Home > KDIC's Major Activities > Resolution of Insolvent Financial Institutions
The Deposit Insurance Committee and the Financial Services Commission have the authority to declare a financial institution insolvent or insolvency-threatened when its financial status is so unsound that it is unlikely to return to normal operation.
The principles for financial assistance were established in accordance with international standards in reference to the experiences of other countries and through discussions with the IMF. The specific principles are as follows:
Financial institutions that receive public funds are selected according to strict criteria, and the amount of support is decided after a due diligence by private sector experts including accountants, so that insolvent financial institutions can be resolved with minimum costs.
Funds are provided after a capital decrease, change of management and staff down-sizing to make sure that the company’s shareholders, management and employees share the losses. Among the employees of the failed financial institution, those who are responsible for the failure are subject to civil and criminal action.
Financial assistance is provided on the assumption of rigorous self-help efforts. To make that happen, an MOU on Business Normalization is signed between the KDIC and the public fund-injected financial institution. With regard to financial institutions that have signed MOUs with the KDIC, the KDIC reserves the right to review and assess their management performance and take corrective action.See ‘Management of MOUs.’
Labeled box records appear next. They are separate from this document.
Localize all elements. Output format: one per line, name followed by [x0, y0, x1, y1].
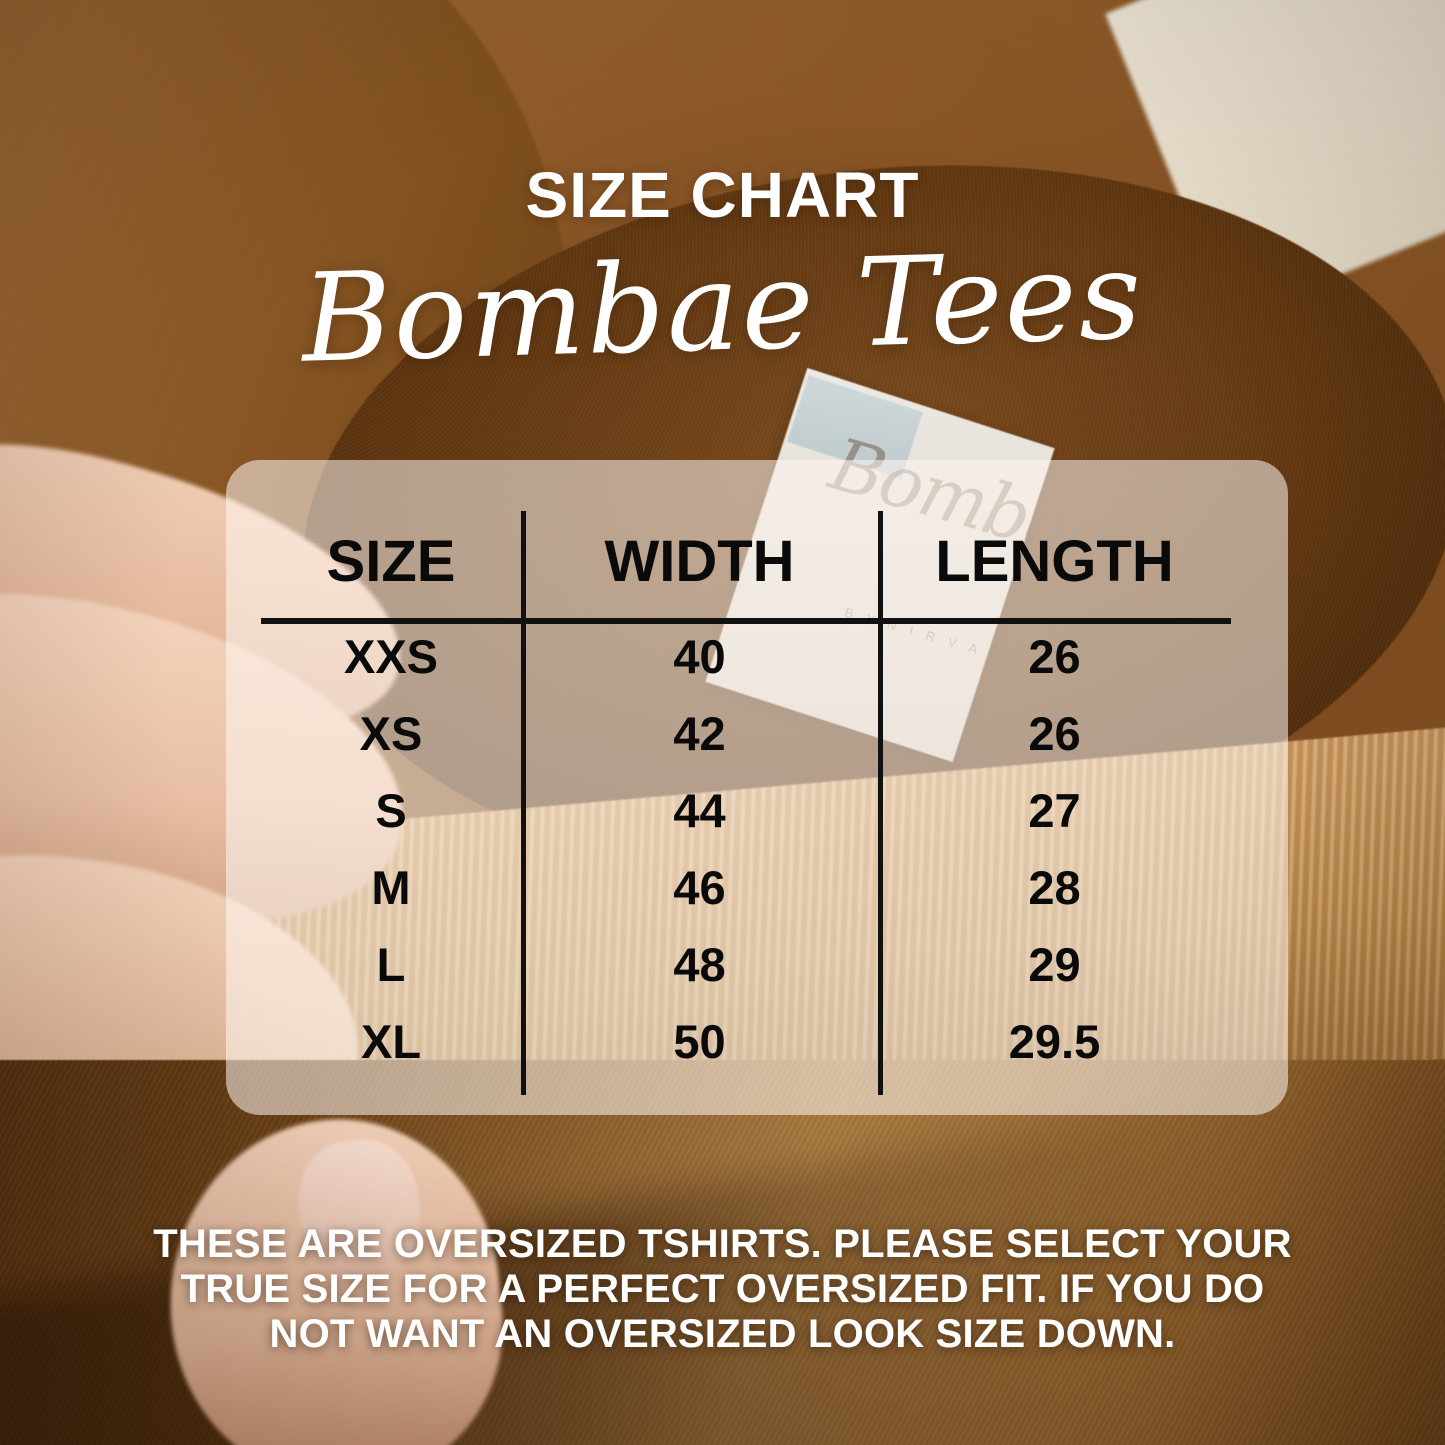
column-header-length: LENGTH [935, 529, 1174, 594]
cell-size: M [371, 861, 411, 914]
table-row: XXS 40 26 [261, 618, 1231, 695]
column-header-width: WIDTH [604, 529, 795, 594]
cell-width: 40 [673, 630, 726, 683]
cell-size: L [376, 938, 406, 991]
cell-width: 42 [673, 707, 726, 760]
cell-width: 48 [673, 938, 726, 991]
table-divider-2 [878, 511, 883, 1095]
table-divider-1 [521, 511, 526, 1095]
table-row: XS 42 26 [261, 695, 1231, 772]
column-header-size: SIZE [326, 529, 456, 594]
table-row: M 46 28 [261, 849, 1231, 926]
sizing-note: THESE ARE OVERSIZED TSHIRTS. PLEASE SELE… [90, 1222, 1355, 1356]
table-row: S 44 27 [261, 772, 1231, 849]
cell-length: 29 [1028, 938, 1081, 991]
table-row: XL 50 29.5 [261, 1003, 1231, 1080]
table-header-rule [261, 618, 1231, 624]
cell-length: 26 [1028, 707, 1081, 760]
cell-size: XL [360, 1015, 422, 1068]
sizing-note-line-3: NOT WANT AN OVERSIZED LOOK SIZE DOWN. [269, 1311, 1176, 1356]
page-title: SIZE CHART [525, 159, 920, 231]
cell-width: 50 [673, 1015, 726, 1068]
cell-width: 44 [673, 784, 726, 837]
table-header-row: SIZE WIDTH LENGTH [261, 505, 1231, 618]
sizing-note-line-1: THESE ARE OVERSIZED TSHIRTS. PLEASE SELE… [153, 1222, 1292, 1266]
size-chart-table: SIZE WIDTH LENGTH XXS 40 26 XS 42 26 S 4… [261, 505, 1231, 1100]
cell-length: 28 [1028, 861, 1081, 914]
cell-length: 29.5 [1008, 1015, 1101, 1068]
cell-width: 46 [673, 861, 726, 914]
table-row: L 48 29 [261, 926, 1231, 1003]
sizing-note-line-2: TRUE SIZE FOR A PERFECT OVERSIZED FIT. I… [180, 1266, 1265, 1311]
cell-size: XXS [343, 630, 439, 683]
cell-length: 26 [1028, 630, 1081, 683]
cell-size: S [375, 784, 407, 837]
cell-size: XS [359, 707, 423, 760]
size-chart-card [226, 460, 1288, 1115]
cell-length: 27 [1028, 784, 1081, 837]
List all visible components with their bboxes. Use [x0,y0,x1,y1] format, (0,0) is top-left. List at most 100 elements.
Transparency is ensured through the step-by-step application of Prompt Corrective Action (PCA) restrictions according to pre-determined standards, and public funds are provided by restructuring specialists like the KDIC.
The KDIC supports an insolvent financial institution largely through two methods: deposit payouts and financial assistance.
Where an insolvent financial institution has stopped repaying its deposits, the KDIC reimburses the institution’s depositors.
Otherwise, it provides assistance to a third party who tries to rehabilitate the insolvent (or insolvency-threatened) financial institution by taking it over or merging with the company. There are four methods to provide funds: lending and deposit of funds; purchase of assets and liabilities and takeover of loans; equity participation; and contribution.